BRUMADINHO, MG (FOLHAPRESS) – Hoje, a lama não se parece em nada com a que invadiu Brumadinho: o verde começa a brotar em meio aos rejeitos da mineração.


Parte da lama está completamente seca e os rejeitos de minério na superfície são visíveis. Hoje já é possível caminhar com menos dificuldade sobre a lama, antes instável, líquida e perigosa.


Surpresos com o verde que insiste em nascer em meio aos rejeitos, parte dos moradores acredita que, por conta da força com que desceram os rejeitos, árvores e vegetação foram arrancadas sem perder completamente suas raízes.


Segundo os moradores, as áreas de maior crescimento de vegetação eram os pontos de maior biodiversidade, como os riachos e lagoas.


No último domingo (14), acontecia o enterro do último morador encontrado no Córrego do Feijão. Nesse pequeno distrito, um dos mais afetados pelo rompimento da barragem no dia 25 de janeiro, foram 25 vítimas –ao todo, 231 morreram na tragédia.


Levi Gonçalves da Silva foi o último morador do Feijão a ser reconhecido, 85 dias após o rompimento. Perto da data em que se marcariam três meses do desastre, o pequeno cemitério local estava, mais uma vez, cheio.

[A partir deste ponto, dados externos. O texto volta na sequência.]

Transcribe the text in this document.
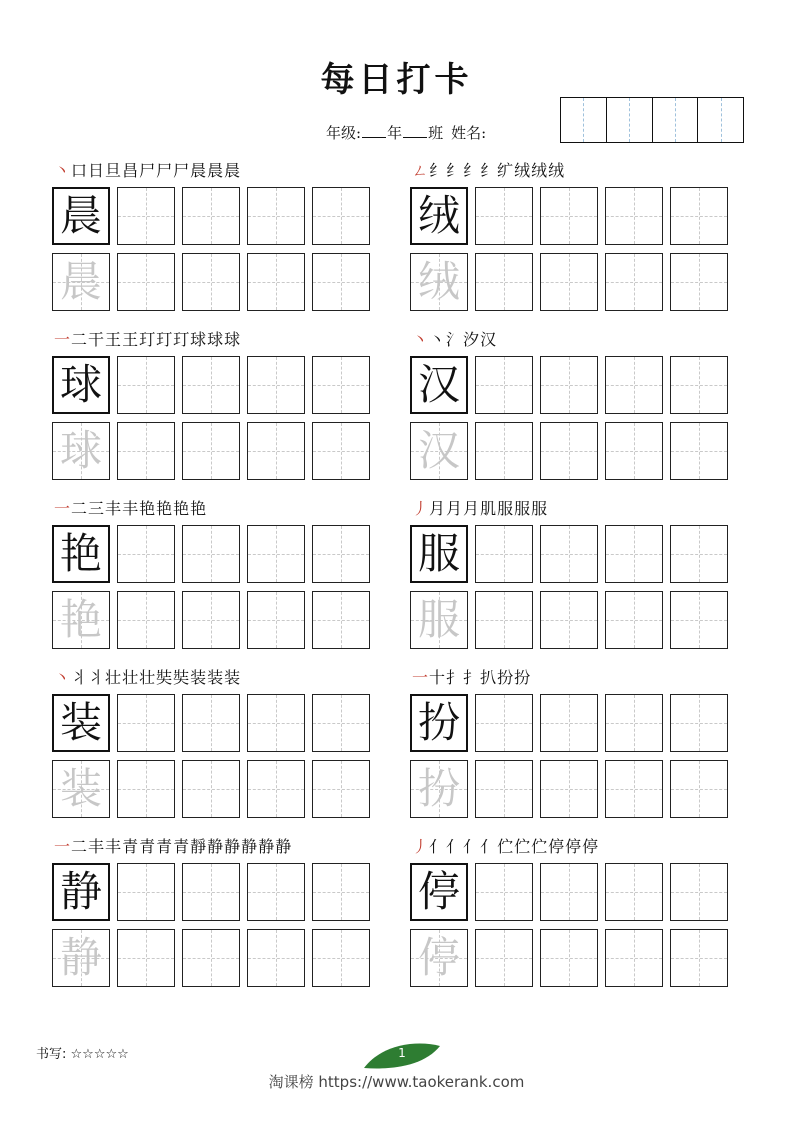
每日打卡
年级: 年 班 姓名:
丶口日旦昌尸尸尸晨晨晨
晨
晨
ㄥ纟纟纟纟纩绒绒绒
绒
绒
一二干王王玎玎玎球球球
球
球
丶丶氵汐汉
汉
汉
一二三丰丰艳艳艳艳
艳
艳
丿月月月肌服服服
服
服
丶丬丬壮壮壮奘奘装装装
装
装
一十扌扌扒扮扮
扮
扮
一二丰丰青青青青靜静静静静静
静
静
丿亻亻亻亻伫伫伫停停停
停
停
书写: ☆☆☆☆☆	1
淘课榜 https://www.taokerank.com
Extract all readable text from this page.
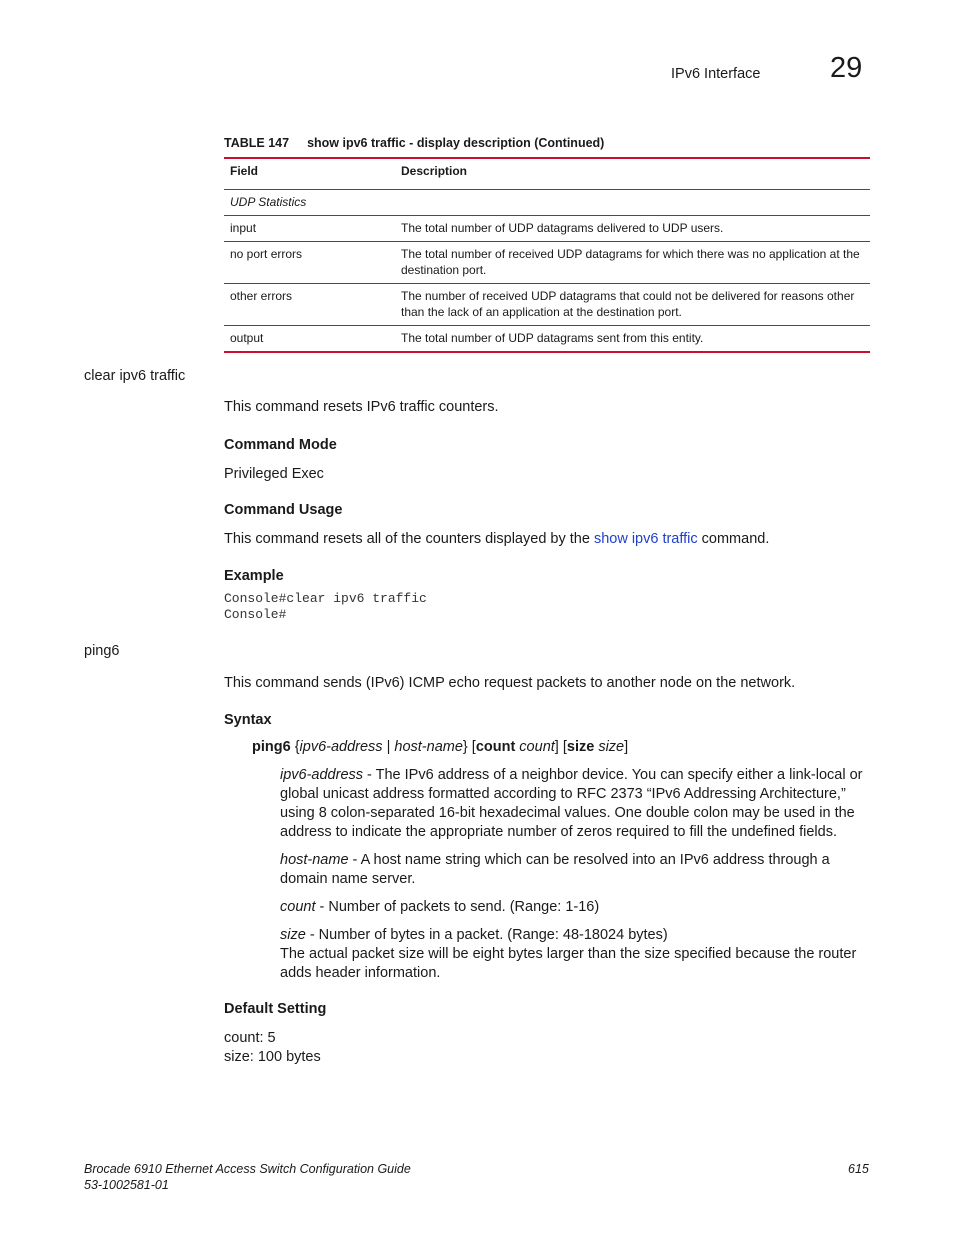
IPv6 Interface 29
TABLE 147 show ipv6 traffic - display description (Continued)
Field	Description
UDP Statistics	
input	The total number of UDP datagrams delivered to UDP users.
no port errors	The total number of received UDP datagrams for which there was no application at the destination port.
other errors	The number of received UDP datagrams that could not be delivered for reasons other than the lack of an application at the destination port.
output	The total number of UDP datagrams sent from this entity.
clear ipv6 traffic
This command resets IPv6 traffic counters.
Command Mode
Privileged Exec
Command Usage
This command resets all of the counters displayed by the show ipv6 traffic command.
Example
Console#clear ipv6 traffic
Console#
ping6
This command sends (IPv6) ICMP echo request packets to another node on the network.
Syntax
ping6 {ipv6-address | host-name} [count count] [size size]
ipv6-address - The IPv6 address of a neighbor device. You can specify either a link-local or global unicast address formatted according to RFC 2373 “IPv6 Addressing Architecture,” using 8 colon-separated 16-bit hexadecimal values. One double colon may be used in the address to indicate the appropriate number of zeros required to fill the undefined fields.
host-name - A host name string which can be resolved into an IPv6 address through a domain name server.
count - Number of packets to send. (Range: 1-16)
size - Number of bytes in a packet. (Range: 48-18024 bytes)
The actual packet size will be eight bytes larger than the size specified because the router adds header information.
Default Setting
count: 5
size: 100 bytes
Brocade 6910 Ethernet Access Switch Configuration Guide
53-1002581-01
615
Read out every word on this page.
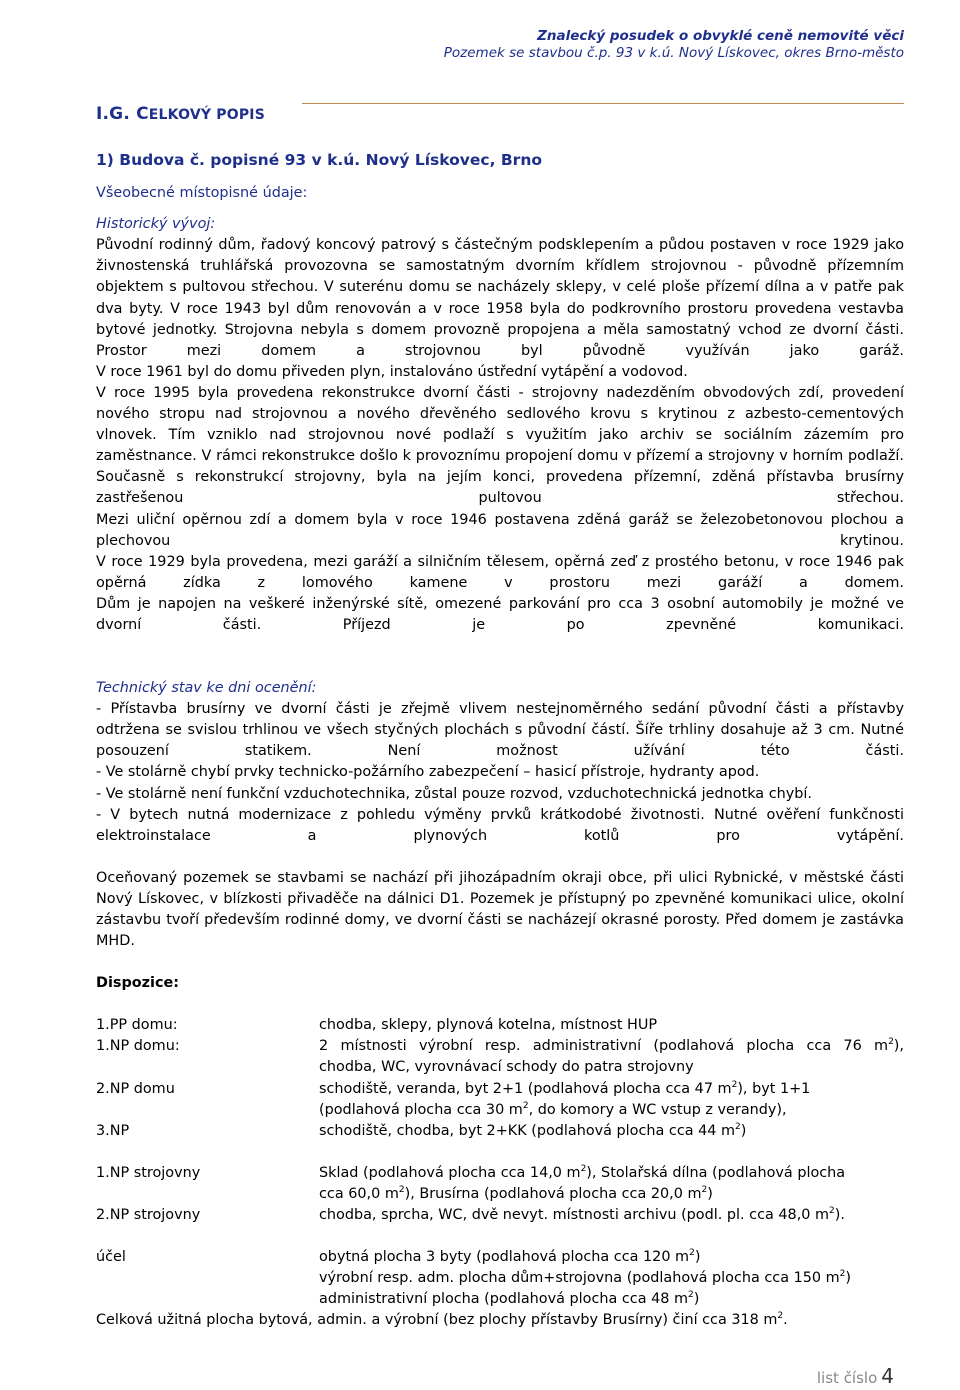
Znalecký posudek o obvyklé ceně nemovité věci
Pozemek se stavbou č.p. 93 v k.ú. Nový Lískovec, okres Brno-město
I.G. CELKOVÝ POPIS

1) Budova č. popisné 93 v k.ú. Nový Lískovec, Brno

Všeobecné místopisné údaje:

Historický vývoj:

Původní rodinný dům, řadový koncový patrový s částečným podsklepením a půdou postaven v roce 1929 jako živnostenská truhlářská provozovna se samostatným dvorním křídlem strojovnou - původně přízemním objektem s pultovou střechou. V suterénu domu se nacházely sklepy, v celé ploše přízemí dílna a v patře pak dva byty. V roce 1943 byl dům renovován a v roce 1958 byla do podkrovního prostoru provedena vestavba bytové jednotky. Strojovna nebyla s domem provozně propojena a měla samostatný vchod ze dvorní části. Prostor mezi domem a strojovnou byl původně využíván jako garáž.

V roce 1961 byl do domu přiveden plyn, instalováno ústřední vytápění a vodovod.

V roce 1995 byla provedena rekonstrukce dvorní části - strojovny nadezděním obvodových zdí, provedení nového stropu nad strojovnou a nového dřevěného sedlového krovu s krytinou z azbesto-cementových vlnovek. Tím vzniklo nad strojovnou nové podlaží s využitím jako archiv se sociálním zázemím pro zaměstnance. V rámci rekonstrukce došlo k provoznímu propojení domu v přízemí a strojovny v horním podlaží. Současně s rekonstrukcí strojovny, byla na jejím konci, provedena přízemní, zděná přístavba brusírny zastřešenou pultovou střechou.

Mezi uliční opěrnou zdí a domem byla v roce 1946 postavena zděná garáž se železobetonovou plochou a plechovou krytinou.

V roce 1929 byla provedena, mezi garáží a silničním tělesem, opěrná zeď z prostého betonu, v roce 1946 pak opěrná zídka z lomového kamene v prostoru mezi garáží a domem.

Dům je napojen na veškeré inženýrské sítě, omezené parkování pro cca 3 osobní automobily je možné ve dvorní části. Příjezd je po zpevněné komunikaci.

Technický stav ke dni ocenění:

- Přístavba brusírny ve dvorní části je zřejmě vlivem nestejnoměrného sedání původní části a přístavby odtržena se svislou trhlinou ve všech styčných plochách s původní částí. Šíře trhliny dosahuje až 3 cm. Nutné posouzení statikem. Není možnost užívání této části.

- Ve stolárně chybí prvky technicko-požárního zabezpečení – hasicí přístroje, hydranty apod.

- Ve stolárně není funkční vzduchotechnika, zůstal pouze rozvod, vzduchotechnická jednotka chybí.

- V bytech nutná modernizace z pohledu výměny prvků krátkodobé životnosti. Nutné ověření funkčnosti elektroinstalace a plynových kotlů pro vytápění.

Oceňovaný pozemek se stavbami se nachází při jihozápadním okraji obce, při ulici Rybnické, v městské části Nový Lískovec, v blízkosti přivaděče na dálnici D1. Pozemek je přístupný po zpevněné komunikaci ulice, okolní zástavbu tvoří především rodinné domy, ve dvorní části se nacházejí okrasné porosty. Před domem je zastávka MHD.

Dispozice:

1.PP domu:	chodba, sklepy, plynová kotelna, místnost HUP
1.NP domu:	2 místnosti výrobní resp. administrativní (podlahová plocha cca 76 $m^2$),
chodba, WC, vyrovnávací schody do patra strojovny

2.NP domu	schodiště, veranda, byt 2+1 (podlahová plocha cca 47 $m^2$), byt 1+1
(podlahová plocha cca 30 $m^2$, do komory a WC vstup z verandy),

3.NP	schodiště, chodba, byt 2+KK (podlahová plocha cca 44 $m^2$)

1.NP strojovny	Sklad (podlahová plocha cca 14,0 $m^2$), Stolařská dílna (podlahová plocha
cca 60,0 $m^2$), Brusírna (podlahová plocha cca 20,0 $m^2$)

2.NP strojovny	chodba, sprcha, WC, dvě nevyt. místnosti archivu (podl. pl. cca 48,0 $m^2$).

účel	obytná plocha 3 byty (podlahová plocha cca 120 $m^2$)
výrobní resp. adm. plocha dům+strojovna (podlahová plocha cca 150 $m^2$)
administrativní plocha (podlahová plocha cca 48 $m^2$)

Celková užitná plocha bytová, admin. a výrobní (bez plochy přístavby Brusírny) činí cca 318 $m^2$.

list číslo 4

“Você viver 40 anos com uma pessoa é muito tempo, né. É muita história pra acabar assim, dentro de 1 segundo. Ninguém esperava tanta gente debaixo da terra de uma hora pra outra, num caso que podia ter sido evitado”, diz Conceição Lopes Fernandes Silva, 53, viúva de Levi.


Os restos mortais de Levi foram reconhecidos por familiares na sexta feira (12) no Instituto Médico Legal de Belo Horizonte. Na mesma situação de Levi, ainda existem 530 partes de corpos de vítimas aguardando para serem identificadas. Além das 231 mortes confirmadas, há 41 pessoas desaparecidas, segundo lista divulgada pela Vale e pela Defesa Civil.


As buscas serão encerradas caso os restos mortais no IML sejam compatíveis com o DNA dos desaparecidos.


Na quarta-feira (17), 83º dia de buscas, os resgates contavam com 138 bombeiros militares e 4 duplas formadas por tutor e um cão farejador, em contraponto aos 400 militares que atuavam no início da operação. Os bombeiros informaram também que drones têm sido utilizados nas buscas, ao invés de aeronaves.


Segundo a Vale, 272 famílias de vítimas receberam doação de R$ 100 mil; 98 donos de imóveis na zona de autossalvamento receberam R$ 50 mil cada; e 81 pessoas cujos negócios foram impactados receberam R$ 15 mil.


“Eu ainda não fui na lama, ainda não tive coragem de ver o barro. Só pela TV.” Noé Henrique de Oliveira, 63, um dos moradores mais antigos do Córrego do Feijão, perdeu o terceiro de seus quatro filhos no desastre ambiental.


Rodrigo Henrique de Oliveira, 31, que trabalhava para a Vale, deixou mulher, um enteado e um filho, Bruno e Rodrigo Jr., de 20 e 11 anos, respectivamente.


“Por aqui até o ar tá triste, você repara?”, diz Noé. A população atingida se divide entre os que querem partir e os que querem ficar. O turismo, antes importante fonte de renda, agora praticamente não movimenta a economia.


Celso de Oliveira, 20 anos, é funcionário da Brasanitas, empresa terceirizada da MRS, que faz limpeza dos vagões de trem. “A minha vontade agora é de ir embora. A gente não vai esquecer, com certeza. Eu acredito que longe daqui vai ser melhor, não vai estar vivenciando todo dia ali, passando todo dia na estrada e relembrando”, diz ele.


Já Wilson José Ferreira, 55, aposentado e membro da associação de moradores do Córrego do Feijão, não pensa em sair do local. “Não vou aluir meu pé daqui nem tão cedo. Posso sair daqui, mas só depois de ver isso tudo reestruturado. O que eu puder fazer por essa comunidade pode ter certeza que eu vou fazer. Vou dar o máximo que eu puder.”


“Eu creio que daqui a dois ou três anos a Vale vai estar movimentando a mesma coisa. Vai acontecer igual lá em Mariana. Lá já foi até esquecido. Lá eles perderam bens materiais né, aqui foram vidas mesmo. Aqui também vai ser esquecido. A Vale vai continuar, aliás, já está continuando”, diz Carmem Vicentina Barbosa, 67 anos, nascida no Córrego do Feijão.


“Isso aqui eles podem folhear a ouro que nada vai apagar o que aconteceu. Nunca mais”, diz Wilson José Ferreira.